In nicht allzu ferner Zukunft fliegen wir CO₂-neutral mit Solarkerosin.
Aldo Steinfeld, ETH-Forscher

Für die Herstellung ist allerdings auch CO₂ notwendig. 100'000 Tonnen braucht es für die 34 Millionen Liter Jahresproduktion einer Anlage. Das CO₂ sollte aus biogenen Quellen oder aus direkter Luftabscheidung stammen. «Dann sind die erzeugten solaren Treibstoffe kohlenstoffneutral: Sie geben bei ihrer Verbrennung genauso viel CO₂ ab, wie zu ihrer Herstellung aus der Luft entnommen wurde.»
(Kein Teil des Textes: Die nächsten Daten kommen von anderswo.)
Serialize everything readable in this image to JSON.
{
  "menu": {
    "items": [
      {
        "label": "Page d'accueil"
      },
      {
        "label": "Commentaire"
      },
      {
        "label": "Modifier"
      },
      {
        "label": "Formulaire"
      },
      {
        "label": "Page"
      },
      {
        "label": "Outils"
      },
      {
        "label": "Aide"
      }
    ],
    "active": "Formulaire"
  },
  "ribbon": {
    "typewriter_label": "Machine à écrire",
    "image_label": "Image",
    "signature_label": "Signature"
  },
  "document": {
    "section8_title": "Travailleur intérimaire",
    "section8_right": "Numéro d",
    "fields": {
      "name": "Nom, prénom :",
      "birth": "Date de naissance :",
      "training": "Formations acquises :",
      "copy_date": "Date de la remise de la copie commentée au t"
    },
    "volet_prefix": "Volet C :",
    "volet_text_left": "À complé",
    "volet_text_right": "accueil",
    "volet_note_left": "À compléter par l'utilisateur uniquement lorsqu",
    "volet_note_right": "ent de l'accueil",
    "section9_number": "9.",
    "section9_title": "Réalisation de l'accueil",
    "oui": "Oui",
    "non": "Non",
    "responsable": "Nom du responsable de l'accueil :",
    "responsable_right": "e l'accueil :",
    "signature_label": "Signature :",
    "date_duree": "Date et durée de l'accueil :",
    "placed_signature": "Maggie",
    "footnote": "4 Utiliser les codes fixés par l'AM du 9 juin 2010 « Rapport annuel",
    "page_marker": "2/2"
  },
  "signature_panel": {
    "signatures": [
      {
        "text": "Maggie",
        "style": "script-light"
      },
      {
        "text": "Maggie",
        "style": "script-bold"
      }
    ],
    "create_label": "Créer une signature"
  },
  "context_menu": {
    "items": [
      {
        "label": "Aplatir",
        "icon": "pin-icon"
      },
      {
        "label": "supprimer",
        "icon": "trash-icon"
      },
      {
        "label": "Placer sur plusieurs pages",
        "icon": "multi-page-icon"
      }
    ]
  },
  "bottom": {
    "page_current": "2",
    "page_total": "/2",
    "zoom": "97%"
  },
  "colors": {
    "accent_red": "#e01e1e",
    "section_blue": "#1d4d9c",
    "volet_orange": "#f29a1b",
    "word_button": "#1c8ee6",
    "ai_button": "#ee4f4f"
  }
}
Das beste Instrument, um Solartreibstoff auf den Markt zu bringen: ein Quotensystem. Wie es ein konkurrenzfähiges Angebot schafft, haben Steinfeld und andere in einem Fachbeitrag beschrieben: Airlines und Flughäfen werden verpflichtet, einen Mindestanteil an erneuerbarem Kerosin zu tanken. Zunächst ein oder zwei Prozent, was die Treibstoffkosten nur geringfügig erhöhen würde. Die Quote steigt dann jedes Jahr, was zu Investitionen und zum Bau neuer Anlagen führt – dadurch sinken die Kosten. Bei einem Anteil von zehn bis 15 Prozent an der Brennstoffmenge dürften sich die Kosten von Solarkerosin den Kosten von fossilem Kerosin annähern. Für Steinfeld sind die solaren Treibstoffe eine «langfristige Investition, die unseren Kindern als umwelt- und klimafreundliches Energieversorgungssystem zurückbezahlt wird». Seine Prognose: In nicht allzu ferner Zukunft fliegen wir CO₂-neutral mit Solarkerosin.


Antriebe im Praxistest

Nur für Kurz- und Mittelstrecken
Welche Rolle spielen neuartige Flugzeugtypen wie Maschinen mit Wasserstoffantrieb? Melanie Heiniger, Head of Corporate Responsibility bei Swiss: «Heute haben Flugzeuge eine Lebensdauer von mehr als 25 Jahren und bleiben auf flüssige Treibstoffe angewiesen. Es gibt lange Bestelllisten. Selbst wenn sich die angekündigten Elektro- und Wasserstoffflugzeug-Projekte verwirklichen lassen, zieht sich der Flotten-Rollover weit über das Jahr 2050 hinaus.» Nach heutigem Wissensstand seien die Technologien nur für Kurz- und Mittelstrecken eine Lösung und Langstreckenflüge somit «auf absehbare Zeit» nur mit Kerosin-Antrieb vorstellbar. Heiniger sieht in den SAF den Schlüssel zur nachhaltigen zivilen Luftfahrt.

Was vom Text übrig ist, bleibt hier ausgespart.